The recent completion of a commissioned X2 MICA B in post-1904 livery prompted this entry which otherwise might have been written at a later date. The two photographs illustrate this model.

© Adrian Marks

Located as it is between the dock and Smithfield market, meat traffic will play a significant part of goods traffic passing through the subterranean levels of Basilica Fields, with the GWR shouldering the greatest load. If, like me, you grew up unsullied by Great Western telegraph code nomenclature, and therefore completely in the dark about MORELS, MITES, MACAWS, MINKS, MOGOs and MAGOOS (one of those is a red herring, and that’s nothing to do with fish traffic!), then hopefully you’ll at least have some idea of what a MICA is by the end of this mini series. As these vehicles came in so many varieties I’ll be dealing with each type separately, so this first entry serves as a detailed overview.

Perhaps the most famous of GWR meat trains were those running between Birkenhead and Smithfield via Acton, but there were other services to Plymouth and Avonmouth, as well as one between Victoria Dock and Cardiff via the North London Railway. The Circle & Widened Lines Extension to the docks also gives an opportunity to transport meat from there to Smithfield, and occasionally direct to Acton without recourse to the NLR.

Through the 1890s, beef from the Americas landed live at Birkenhead, and after a short period of recovery from the arduous journey the cattle was slaughtered and butchered locally. Their carcasses were then chilled before forwarding to Smithfield – a process taking up to 20 hours from abattoir to market. Ventilated vans were found to be sufficient keep the meat cool for this journey, and for the purpose of Basilica Fields we need go to back no further than the 110 vans built between 1889 – 1891 which were later diagrammed X1 and given the telegraph code MICA. Ventilation was via hinged bonnet ends that ran the full width along the top of the vans with scalloped bottoms to the sides, and a series of 1ft 8ins ventilation slots along the side of the vans on the third plank down. Construction was double-cased tongue and grooved planking with flush-fitted doors and no exterior bracing. These vans were fully vacuum fitted for running at fast goods speeds.

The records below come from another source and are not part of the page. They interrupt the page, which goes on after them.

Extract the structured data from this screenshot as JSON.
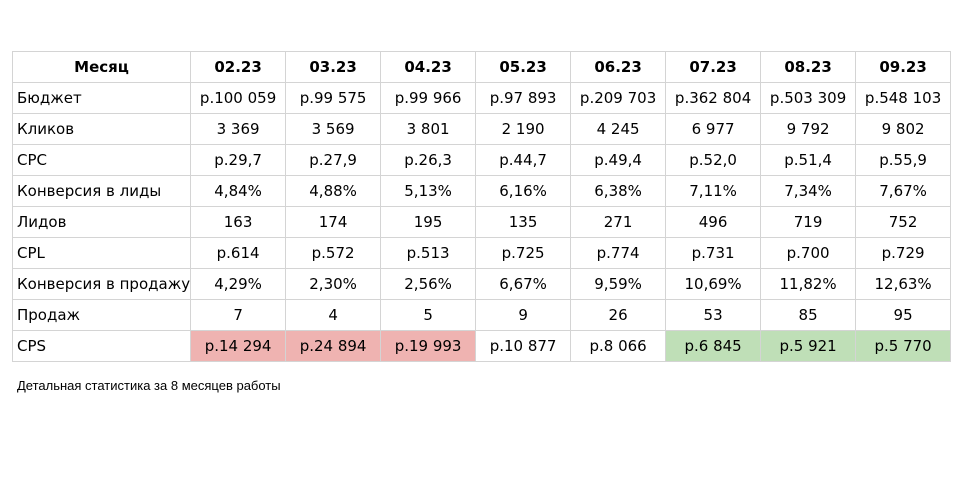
{
  "table": {
    "header": [
      "Месяц",
      "02.23",
      "03.23",
      "04.23",
      "05.23",
      "06.23",
      "07.23",
      "08.23",
      "09.23"
    ],
    "rows": [
      {
        "label": "Бюджет",
        "values": [
          "р.100 059",
          "р.99 575",
          "р.99 966",
          "р.97 893",
          "р.209 703",
          "р.362 804",
          "р.503 309",
          "р.548 103"
        ]
      },
      {
        "label": "Кликов",
        "values": [
          "3 369",
          "3 569",
          "3 801",
          "2 190",
          "4 245",
          "6 977",
          "9 792",
          "9 802"
        ]
      },
      {
        "label": "CPC",
        "values": [
          "р.29,7",
          "р.27,9",
          "р.26,3",
          "р.44,7",
          "р.49,4",
          "р.52,0",
          "р.51,4",
          "р.55,9"
        ]
      },
      {
        "label": "Конверсия в лиды",
        "values": [
          "4,84%",
          "4,88%",
          "5,13%",
          "6,16%",
          "6,38%",
          "7,11%",
          "7,34%",
          "7,67%"
        ]
      },
      {
        "label": "Лидов",
        "values": [
          "163",
          "174",
          "195",
          "135",
          "271",
          "496",
          "719",
          "752"
        ]
      },
      {
        "label": "CPL",
        "values": [
          "р.614",
          "р.572",
          "р.513",
          "р.725",
          "р.774",
          "р.731",
          "р.700",
          "р.729"
        ]
      },
      {
        "label": "Конверсия в продажу",
        "values": [
          "4,29%",
          "2,30%",
          "2,56%",
          "6,67%",
          "9,59%",
          "10,69%",
          "11,82%",
          "12,63%"
        ]
      },
      {
        "label": "Продаж",
        "values": [
          "7",
          "4",
          "5",
          "9",
          "26",
          "53",
          "85",
          "95"
        ]
      },
      {
        "label": "CPS",
        "values": [
          "р.14 294",
          "р.24 894",
          "р.19 993",
          "р.10 877",
          "р.8 066",
          "р.6 845",
          "р.5 921",
          "р.5 770"
        ]
      }
    ],
    "cps_highlight": [
      "red",
      "red",
      "red",
      "none",
      "none",
      "green",
      "green",
      "green"
    ],
    "colors": {
      "red": "#efb3b1",
      "green": "#bfdfb7",
      "border": "#d4d4d4"
    }
  },
  "caption": "Детальная статистика за 8 месяцев работы"
}
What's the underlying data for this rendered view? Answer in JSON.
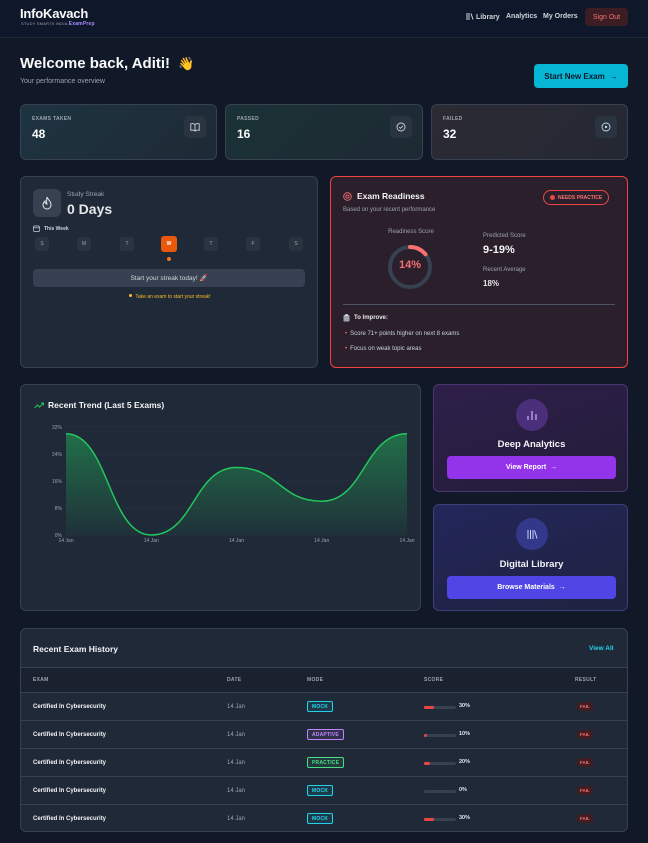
{
  "header": {
    "logo_title": "InfoKavach",
    "logo_subtitle": "STUDY SMARTS INDIA",
    "logo_brand": "ExamPrep",
    "nav": [
      {
        "label": "Library",
        "icon": "library-icon"
      },
      {
        "label": "Analytics"
      },
      {
        "label": "My Orders"
      }
    ],
    "sign_out": "Sign Out"
  },
  "welcome": {
    "title": "Welcome back, Aditi!",
    "emoji": "👋",
    "subtitle": "Your performance overview",
    "start_button": "Start New Exam"
  },
  "stats": [
    {
      "label": "EXAMS TAKEN",
      "value": "48",
      "icon": "book-icon"
    },
    {
      "label": "PASSED",
      "value": "16",
      "icon": "check-circle-icon"
    },
    {
      "label": "FAILED",
      "value": "32",
      "icon": "x-circle-icon"
    }
  ],
  "streak": {
    "label": "Study Streak",
    "value": "0 Days",
    "week_label": "This Week",
    "days": [
      "S",
      "M",
      "T",
      "W",
      "T",
      "F",
      "S"
    ],
    "today_index": 3,
    "cta": "Start your streak today! 🚀",
    "hint": "Take an exam to start your streak!"
  },
  "readiness": {
    "title": "Exam Readiness",
    "subtitle": "Based on your recent performance",
    "badge": "NEEDS PRACTICE",
    "score_label": "Readiness Score",
    "score": "14%",
    "score_fraction": 0.14,
    "predicted_label": "Predicted Score",
    "predicted": "9-19%",
    "recent_label": "Recent Average",
    "recent": "18%",
    "improve_title": "To Improve:",
    "improve_items": [
      "Score 71+ points higher on next 8 exams",
      "Focus on weak topic areas"
    ],
    "colors": {
      "accent": "#f87171",
      "border": "#ef4444"
    }
  },
  "trend": {
    "title": "Recent Trend (Last 5 Exams)"
  },
  "chart_data": {
    "type": "line",
    "x": [
      "14 Jan",
      "14 Jan",
      "14 Jan",
      "14 Jan",
      "14 Jan"
    ],
    "values": [
      30,
      0,
      20,
      10,
      30
    ],
    "y_ticks": [
      "0%",
      "8%",
      "16%",
      "24%",
      "32%"
    ],
    "ylim": [
      0,
      32
    ],
    "grid": true,
    "color": "#22c55e"
  },
  "analytics_card": {
    "title": "Deep Analytics",
    "button": "View Report",
    "icon": "bar-chart-icon"
  },
  "library_card": {
    "title": "Digital Library",
    "button": "Browse Materials",
    "icon": "library-icon"
  },
  "history": {
    "title": "Recent Exam History",
    "view_all": "View All",
    "columns": [
      "EXAM",
      "DATE",
      "MODE",
      "SCORE",
      "RESULT"
    ],
    "rows": [
      {
        "exam": "Certified In Cybersecurity",
        "date": "14 Jan",
        "mode": "MOCK",
        "score": "30%",
        "score_fraction": 0.3,
        "result": "FAIL"
      },
      {
        "exam": "Certified In Cybersecurity",
        "date": "14 Jan",
        "mode": "ADAPTIVE",
        "score": "10%",
        "score_fraction": 0.1,
        "result": "FAIL"
      },
      {
        "exam": "Certified In Cybersecurity",
        "date": "14 Jan",
        "mode": "PRACTICE",
        "score": "20%",
        "score_fraction": 0.2,
        "result": "FAIL"
      },
      {
        "exam": "Certified In Cybersecurity",
        "date": "14 Jan",
        "mode": "MOCK",
        "score": "0%",
        "score_fraction": 0.0,
        "result": "FAIL"
      },
      {
        "exam": "Certified In Cybersecurity",
        "date": "14 Jan",
        "mode": "MOCK",
        "score": "30%",
        "score_fraction": 0.3,
        "result": "FAIL"
      }
    ],
    "mode_colors": {
      "MOCK": "#22d3ee",
      "ADAPTIVE": "#c084fc",
      "PRACTICE": "#4ade80"
    }
  }
}
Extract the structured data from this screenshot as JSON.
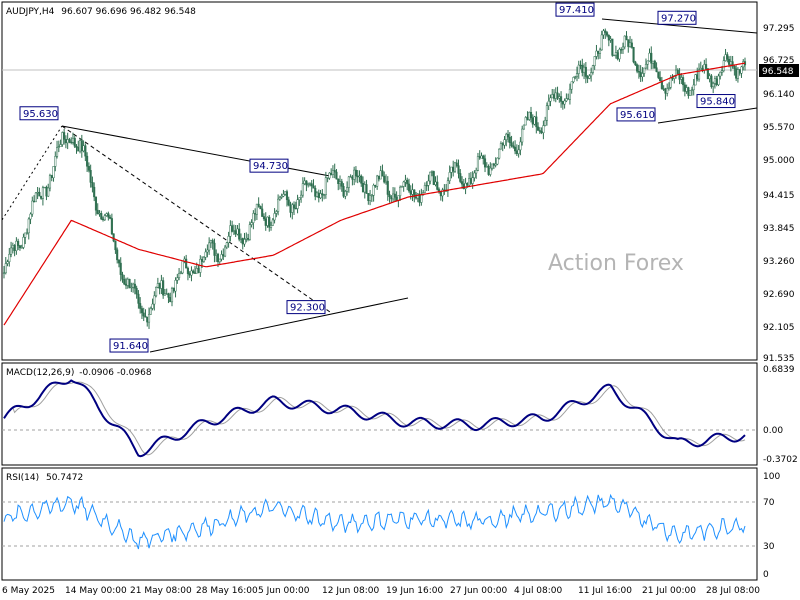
{
  "price_panel": {
    "title": "AUDJPY,H4",
    "ohlc": "96.607 96.696 96.482 96.548",
    "last_price": "96.548",
    "y_ticks": [
      "97.295",
      "96.725",
      "96.140",
      "95.570",
      "95.000",
      "94.415",
      "93.845",
      "93.260",
      "92.690",
      "92.105",
      "91.535"
    ],
    "annotations": [
      {
        "text": "95.630",
        "value": 95.63
      },
      {
        "text": "94.730",
        "value": 94.73
      },
      {
        "text": "92.300",
        "value": 92.3
      },
      {
        "text": "91.640",
        "value": 91.64
      },
      {
        "text": "97.410",
        "value": 97.41
      },
      {
        "text": "97.270",
        "value": 97.27
      },
      {
        "text": "95.610",
        "value": 95.61
      },
      {
        "text": "95.840",
        "value": 95.84
      }
    ],
    "watermark": "Action Forex"
  },
  "macd_panel": {
    "title": "MACD(12,26,9)",
    "values": "-0.0906 -0.0968",
    "y_ticks": [
      "0.6839",
      "0.00",
      "-0.3702"
    ]
  },
  "rsi_panel": {
    "title": "RSI(14)",
    "value": "50.7472",
    "y_ticks": [
      "100",
      "70",
      "30",
      "0"
    ]
  },
  "x_ticks": [
    "6 May 2025",
    "14 May 00:00",
    "21 May 08:00",
    "28 May 16:00",
    "5 Jun 00:00",
    "12 Jun 08:00",
    "19 Jun 16:00",
    "27 Jun 00:00",
    "4 Jul 08:00",
    "11 Jul 16:00",
    "21 Jul 00:00",
    "28 Jul 08:00"
  ],
  "colors": {
    "candle": "#2f6f50",
    "ma": "#e00000",
    "macd_line": "#000080",
    "macd_signal": "#a0a0a0",
    "rsi_line": "#1e90ff",
    "label": "#000080"
  },
  "chart_data": {
    "type": "line",
    "title": "AUDJPY,H4",
    "x": [
      "6 May 2025",
      "14 May 00:00",
      "21 May 08:00",
      "28 May 16:00",
      "5 Jun 00:00",
      "12 Jun 08:00",
      "19 Jun 16:00",
      "27 Jun 00:00",
      "4 Jul 08:00",
      "11 Jul 16:00",
      "21 Jul 00:00",
      "28 Jul 08:00"
    ],
    "ylim": [
      91.4,
      97.55
    ],
    "series": [
      {
        "name": "close",
        "values": [
          92.9,
          95.4,
          92.2,
          93.2,
          94.0,
          94.5,
          94.3,
          94.6,
          95.6,
          96.9,
          96.1,
          96.55
        ]
      },
      {
        "name": "moving average",
        "values": [
          92.0,
          93.8,
          93.3,
          93.0,
          93.2,
          93.8,
          94.2,
          94.4,
          94.6,
          95.8,
          96.3,
          96.5
        ]
      }
    ],
    "annotations": [
      {
        "text": "95.630",
        "value": 95.63
      },
      {
        "text": "94.730",
        "value": 94.73
      },
      {
        "text": "92.300",
        "value": 92.3
      },
      {
        "text": "91.640",
        "value": 91.64
      },
      {
        "text": "97.410",
        "value": 97.41
      },
      {
        "text": "97.270",
        "value": 97.27
      },
      {
        "text": "95.610",
        "value": 95.61
      },
      {
        "text": "95.840",
        "value": 95.84
      }
    ],
    "macd": {
      "ylim": [
        -0.45,
        0.75
      ],
      "series": [
        {
          "name": "MACD(12,26,9)",
          "values": [
            0.1,
            0.6,
            -0.3,
            0.05,
            0.3,
            0.2,
            0.05,
            0.02,
            0.1,
            0.45,
            -0.2,
            -0.1
          ]
        }
      ]
    },
    "rsi": {
      "ylim": [
        0,
        100
      ],
      "series": [
        {
          "name": "RSI(14)",
          "values": [
            55,
            70,
            35,
            48,
            65,
            50,
            55,
            52,
            60,
            70,
            40,
            50.7
          ]
        }
      ]
    }
  }
}
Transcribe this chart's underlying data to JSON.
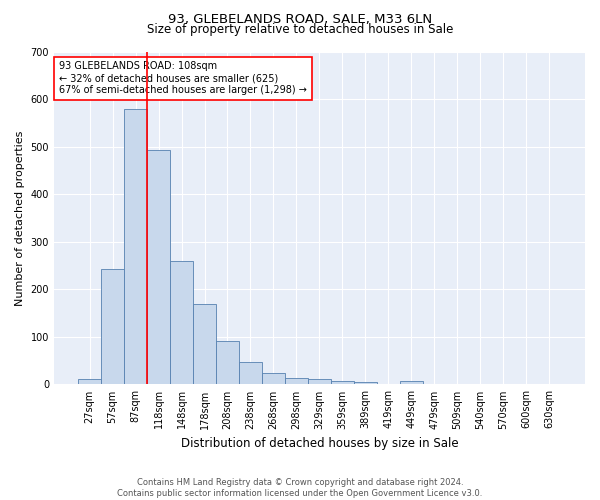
{
  "title": "93, GLEBELANDS ROAD, SALE, M33 6LN",
  "subtitle": "Size of property relative to detached houses in Sale",
  "xlabel": "Distribution of detached houses by size in Sale",
  "ylabel": "Number of detached properties",
  "footer_line1": "Contains HM Land Registry data © Crown copyright and database right 2024.",
  "footer_line2": "Contains public sector information licensed under the Open Government Licence v3.0.",
  "bar_labels": [
    "27sqm",
    "57sqm",
    "87sqm",
    "118sqm",
    "148sqm",
    "178sqm",
    "208sqm",
    "238sqm",
    "268sqm",
    "298sqm",
    "329sqm",
    "359sqm",
    "389sqm",
    "419sqm",
    "449sqm",
    "479sqm",
    "509sqm",
    "540sqm",
    "570sqm",
    "600sqm",
    "630sqm"
  ],
  "bar_values": [
    12,
    242,
    580,
    493,
    260,
    170,
    92,
    48,
    25,
    14,
    12,
    8,
    5,
    0,
    7,
    0,
    0,
    0,
    0,
    0,
    0
  ],
  "bar_color": "#c8d8ec",
  "bar_edge_color": "#5580b0",
  "vline_color": "red",
  "vline_x_index": 2.5,
  "annotation_text": "93 GLEBELANDS ROAD: 108sqm\n← 32% of detached houses are smaller (625)\n67% of semi-detached houses are larger (1,298) →",
  "annotation_box_color": "white",
  "annotation_box_edge": "red",
  "ylim": [
    0,
    700
  ],
  "yticks": [
    0,
    100,
    200,
    300,
    400,
    500,
    600,
    700
  ],
  "background_color": "#e8eef8",
  "grid_color": "white",
  "title_fontsize": 9.5,
  "subtitle_fontsize": 8.5,
  "xlabel_fontsize": 8.5,
  "ylabel_fontsize": 8,
  "tick_fontsize": 7,
  "footer_fontsize": 6,
  "annotation_fontsize": 7
}
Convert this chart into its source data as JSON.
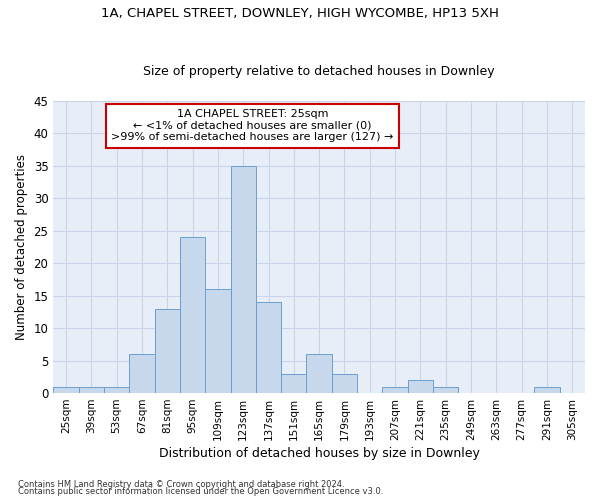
{
  "title1": "1A, CHAPEL STREET, DOWNLEY, HIGH WYCOMBE, HP13 5XH",
  "title2": "Size of property relative to detached houses in Downley",
  "xlabel": "Distribution of detached houses by size in Downley",
  "ylabel": "Number of detached properties",
  "bar_color": "#c8d8ec",
  "bar_edge_color": "#6a9fd0",
  "annotation_line1": "1A CHAPEL STREET: 25sqm",
  "annotation_line2": "← <1% of detached houses are smaller (0)",
  "annotation_line3": ">99% of semi-detached houses are larger (127) →",
  "annotation_box_color": "white",
  "annotation_box_edge_color": "#cc0000",
  "footnote1": "Contains HM Land Registry data © Crown copyright and database right 2024.",
  "footnote2": "Contains public sector information licensed under the Open Government Licence v3.0.",
  "categories": [
    "25sqm",
    "39sqm",
    "53sqm",
    "67sqm",
    "81sqm",
    "95sqm",
    "109sqm",
    "123sqm",
    "137sqm",
    "151sqm",
    "165sqm",
    "179sqm",
    "193sqm",
    "207sqm",
    "221sqm",
    "235sqm",
    "249sqm",
    "263sqm",
    "277sqm",
    "291sqm",
    "305sqm"
  ],
  "values": [
    1,
    1,
    1,
    6,
    13,
    24,
    16,
    35,
    14,
    3,
    6,
    3,
    0,
    1,
    2,
    1,
    0,
    0,
    0,
    1,
    0
  ],
  "ylim": [
    0,
    45
  ],
  "yticks": [
    0,
    5,
    10,
    15,
    20,
    25,
    30,
    35,
    40,
    45
  ],
  "grid_color": "#c8d4e8",
  "background_color": "#e8eef8"
}
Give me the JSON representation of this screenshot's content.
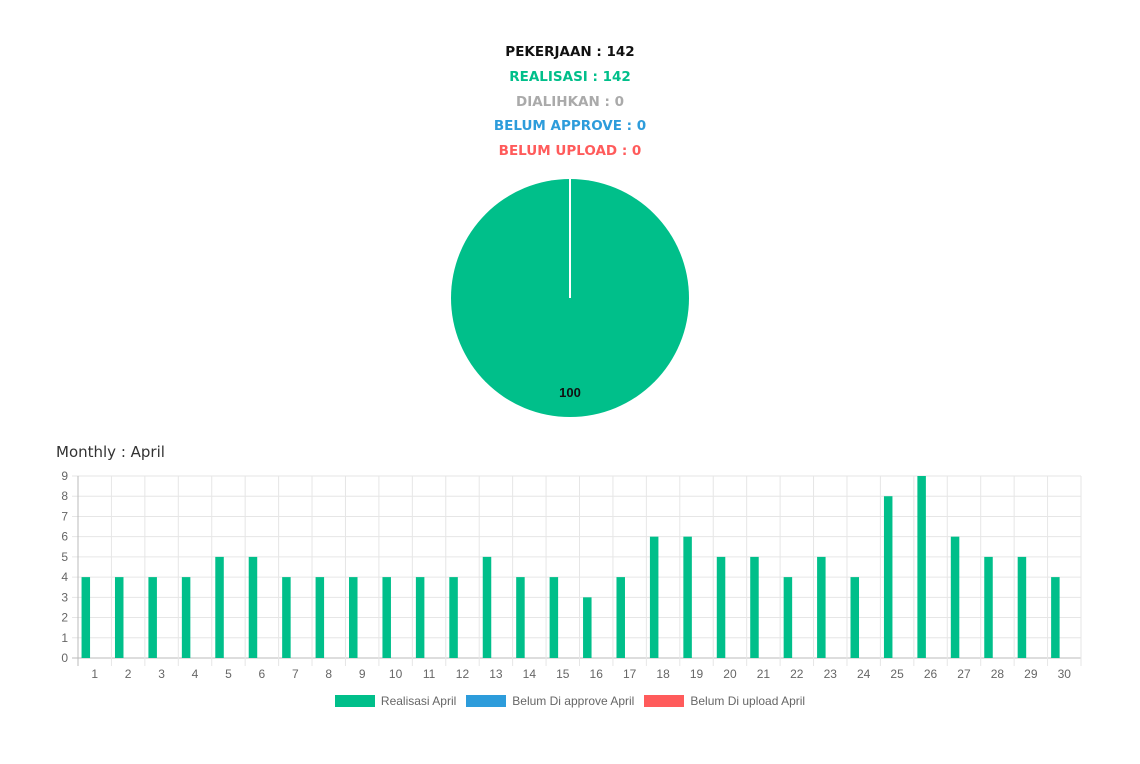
{
  "summary": {
    "pekerjaan": "PEKERJAAN : 142",
    "realisasi": "REALISASI : 142",
    "dialihkan": "DIALIHKAN : 0",
    "belum_approve": "BELUM APPROVE : 0",
    "belum_upload": "BELUM UPLOAD : 0"
  },
  "colors": {
    "realisasi": "#00bf8a",
    "dialihkan": "#aaaaaa",
    "belum_approve": "#2d9cdb",
    "belum_upload": "#ff5b5b",
    "pekerjaan": "#111111"
  },
  "monthly": {
    "title": "Monthly : April"
  },
  "chart_data": [
    {
      "type": "pie",
      "values": [
        100
      ],
      "data_labels": [
        "100"
      ]
    },
    {
      "type": "bar",
      "categories": [
        "1",
        "2",
        "3",
        "4",
        "5",
        "6",
        "7",
        "8",
        "9",
        "10",
        "11",
        "12",
        "13",
        "14",
        "15",
        "16",
        "17",
        "18",
        "19",
        "20",
        "21",
        "22",
        "23",
        "24",
        "25",
        "26",
        "27",
        "28",
        "29",
        "30"
      ],
      "series": [
        {
          "name": "Realisasi April",
          "color": "#00bf8a",
          "values": [
            4,
            4,
            4,
            4,
            5,
            5,
            4,
            4,
            4,
            4,
            4,
            4,
            5,
            4,
            4,
            3,
            4,
            6,
            6,
            5,
            5,
            4,
            5,
            4,
            8,
            9,
            6,
            5,
            5,
            4
          ]
        },
        {
          "name": "Belum Di approve April",
          "color": "#2d9cdb",
          "values": [
            0,
            0,
            0,
            0,
            0,
            0,
            0,
            0,
            0,
            0,
            0,
            0,
            0,
            0,
            0,
            0,
            0,
            0,
            0,
            0,
            0,
            0,
            0,
            0,
            0,
            0,
            0,
            0,
            0,
            0
          ]
        },
        {
          "name": "Belum Di upload April",
          "color": "#ff5b5b",
          "values": [
            0,
            0,
            0,
            0,
            0,
            0,
            0,
            0,
            0,
            0,
            0,
            0,
            0,
            0,
            0,
            0,
            0,
            0,
            0,
            0,
            0,
            0,
            0,
            0,
            0,
            0,
            0,
            0,
            0,
            0
          ]
        }
      ],
      "ylim": [
        0,
        9
      ],
      "yticks": [
        "0",
        "1",
        "2",
        "3",
        "4",
        "5",
        "6",
        "7",
        "8",
        "9"
      ],
      "grid": true,
      "legend": "bottom"
    }
  ]
}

Contemporaneously, a batch of 13 vans were built at Swansea Wagon Works for the South Wales Railway and later diagrammed X3 with the code MICA A. These were non-ventilated and were used for rushing chilled meats between Victoria Dock in London to Cardiff. They had ice containers installed and used straw for insulation. The vans were diagonally planked with a narrow cupboard door and were fitted with a vacuum through pipe for travelling at passenger speeds.

With the increase of chilled and frozen meat such as mutton from Australasia, a new van emerged based on the X1 design but without the side ventilation slots and having plain bottoms to the ventilator bonnet sides. These vans were fitted with X3-type ice containers which were filled from the inside, and a 3″ air space between the double body sheeting provided some degree of insulation. As such, these 240 vans to diagram X2 could be used either as ventilated or refrigerated, depending on the requirement, and were given the code MICA B. Ten further examples of X2 were built without the end ventilator bonnets and coded MICA A, and another ten X2 were fitted with the end bonnets but had no ice containers and were simply coded MICA.

© Adrian Marks

The liveries of the MICAs throws up a few interesting questions which I’ve not had answered satisfactorily yet, and so I’ll begin with extracts from Slinn’s Great Western Way pp.97 – 102:
Period ending 1903: “It was at the time of the start of the right hand small lettering that refrigerated meat vans began to be painted with white bodies and it is believed that the lettering was black. Photographic emulsions of the time do not differentiate between black and red and no trace has been found in official documents to say which colour was used…”

1904 – 1919: “Refrigerated vans had already appeared painted in white but now their lettering was executed in red.”

  • Question: Right-hand small GWR lettering was introduced c1893, so what colour were the X3 vans between being built in 1889 and 1893?

I had assumed that the red lettering was introduced with the white livery from comments in other sources, such as Tourret et al.

  • Question: Is there any other source to confirm black lettering was used on white-painted X2 and X3 MICA A and MICA B up to 1904, or did small red lettering in fact appear much earlier during the 1890s?

The whole debate over the colour of general merchandise goods stock in the 1890s also throws up one further interesting query.

  • Question: Were X1 MICAs originally painted red?

The floor is open for debate!

For the record, the model was built from a WEP brass kit, pretty much as designed, and given a light weathering. Screw couplings and safety chains from Laurie Griffin. Contemporary photographs show these vans got absolutely filthy, no doubt in part due to their journey to Smithfield on the Metropolitan Line, so this one represents a fairly recently repainted example c1912.